Oh, well. Still digressing here!
And on that note, the first President of the Republic of Ireland was an American. Yup. An Irishman (via his mom,) but born in the US of A, which meant, that when he was caught with a number of men who were hanged for their rebellion, he was spared the noose—no one wanted the Americans getting up in arms against what was going on. So Eamon de Valera lived to be the first pres. Lots of connection here—and maybe because of the weather.
Who knows just what else might have had to do with the extreme cold? Not that the shift was that big—just big enough to ruin crops and keep snow on the ground. Enough to make people really, really hungry.
But here’s to the point of the story—and we’re going to backtrack a little. On April of 1815 the volcano at Mt. Tambora on the little island of Sambawa erupted. The eruption was by far the worst of the nineteenth century although it’s presumed that it wasn’t noted as much as the later eruption of Krakatoa because by the time that top was blown, the telegraph was shooting news all over the place—the Facebook of the age.
But Mt. Tambora was about 12,000 feet high—the eruption knocked off 4,000 feet to bring it down to 8,000. That’s a lot of footage to lose—and a lot of dirt and ash and matter flying around in the air. It’s hard to estimate the deaths with the tsunamis created-much less being there at the initial impact.
The volcanic sky began to travel, right around the globe.
The year 1816 was not a good one in the states. It wasn’t that they were having the coldest days ever—it was that the cold wouldn’t go away. (Kind of like this year, 2014. I just left Chicago. Damn!) Spring hinted of an arrival—and then just went away.

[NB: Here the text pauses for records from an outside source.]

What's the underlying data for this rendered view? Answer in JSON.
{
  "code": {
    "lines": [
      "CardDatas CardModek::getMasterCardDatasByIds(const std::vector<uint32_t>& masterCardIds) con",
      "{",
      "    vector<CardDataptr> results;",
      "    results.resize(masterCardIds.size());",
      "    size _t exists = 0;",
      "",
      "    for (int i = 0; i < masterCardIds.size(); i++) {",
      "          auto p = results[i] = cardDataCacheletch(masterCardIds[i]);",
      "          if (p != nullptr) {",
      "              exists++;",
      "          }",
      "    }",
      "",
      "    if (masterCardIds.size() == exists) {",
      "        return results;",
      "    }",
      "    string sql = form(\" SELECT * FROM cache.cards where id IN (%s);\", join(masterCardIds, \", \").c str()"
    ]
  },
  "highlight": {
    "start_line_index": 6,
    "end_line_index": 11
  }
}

The sky was eternally overcast. Add the fallout into the air and you had one cold year without much sun penetrating down to earth.
But, good things came of it.
1816.
Writers at the time could be a Bohemian lot. Take Lord Byron, Mary Shelley, Percy Shelley, and John Polidori. They were hanging around Geneva, Switzerland and were known to take lovely holidays. Now on these holidays the group usually did fun things—outside. They loved to boat on the lake, take hikes, and, in general, play games and enjoy the great outdoors! But when they arrived, it was cold. It was dark. It was the year without a summer.  
And sitting around by the fire one cold wretched night at the Villa Diodati, they began to tell ghost stories. And as they told ghost stories, they decided that writing was something that could be done indoors. Since it was eternally gloomy, day often turned to night with little being different. There were eternal shadows surrounding them. Gray hung over the lake like a miasma of death and waiting.
Lord Byron proposed they all write a ghost story.
Well, couple that with Mary’s upbringing—a feminist mother, a father who liked to entertain the brightest minds of his day—and the fact that she was very up on recent experiments with electricity and the concept of “galvanism” and “re-animating” corpses, and you have a story.
Frankenstein; or, The Modern Prometheus was born, no pun intended.
Without the mini ice-age, this wonder of the literary world might not exist. Hundreds of actors, film-makers, producers, and what have you might not have had jobs over the decades upon decades since. And writers playing upon the first chills they felt while reading it might not have created their new works of fiction. If you want to get down to it—people might not have been frightened into the backseats at drive-ins and who knows? Some of us might not have even existed!
While it’s fanciful to take it too far, it is amazing what the weather can cause and create and how it has influenced history. A story is a small part of it, of course.
But, apparently, that mini ice-age influenced me. Waking the Dead begins in Geneva, Switzerland, with Mary and her crew—and an ardent admirer of them all who painted with colors rather than a pen. But his creation of that summer makes it present day New Orleans and into the lives of Danni Cafferty and Michael Quinn. I hope you’ll enjoy my take on the year without a summer!